Theory of relativity - proton entering a medium

[Saitama]

Start with
$\sqrt{c^2p^2+m_0^2c^4} - \sqrt{c^2p_1^2+m_0^2c^4} = c_m(p - p_1)$

and divide through by $m_0c^2$. You will find that the equation simplifies to

$\sqrt{[p/(m_0c)]^2+1} - \sqrt{[p_1/(m_0c)]^2+1} = (c_m/c)[(p/(m_0c) - p_1/(m_0c)]$

So, if you measure p in units of $m_0c$ and measure $c_m$ in units of $c$, you get

$\sqrt{p^2+1} - \sqrt{p_1^2+1} = c_m(p - p_1)$

Going back to the original equation and letting $E(p) = \sqrt{c^2p^2+m_0^2c^4}$, you have $E(p) - E(p_1) = c_m(p-p_1)$. Or,
$$\frac{E(p) - E(p_1)}{p-p_1} = c_m$$
The left-hand side is the slope of the line that connects two points on the $E(p)$ vs $p$ graph corresponding to initial and final momenta ($p$ and $p_1$) of the proton.
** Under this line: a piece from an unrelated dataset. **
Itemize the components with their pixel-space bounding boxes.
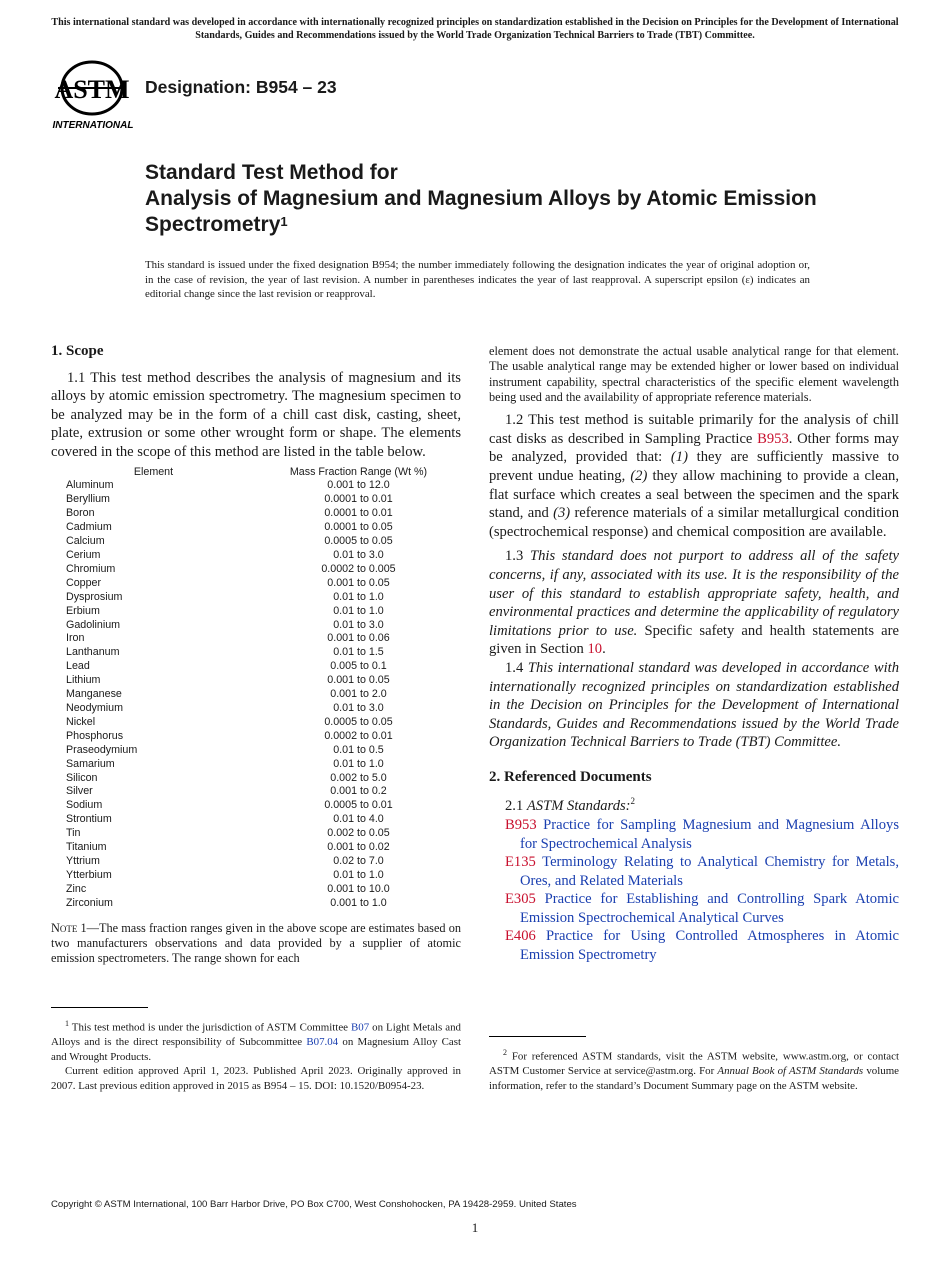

So the above equation says that the slope of the line must be equal to $c_m$ if energy and momentum are to be conserved. Thus if you draw any straight line of slope $c_m$ such that it passes through two points of the graph of $E(p)$, the two points will correspond to possible initial and final momenta of the proton such that energy and momentum will be conserved in photon emission. If you draw the line of slope $c_m$ such that it is tangent to the graph of $E(p)$, then you will have the case where the initial and final momenta of the proton are equal and the emitted photon would have zero energy. The slope of the tangent line is the derivative $E\:'(p)$. But $E\:'(p)$ can easily be shown to equal the speed of the proton. So, the minimum speed of the proton for photon emission is $c_m$.

Great explanation. Thanks a lot TSny!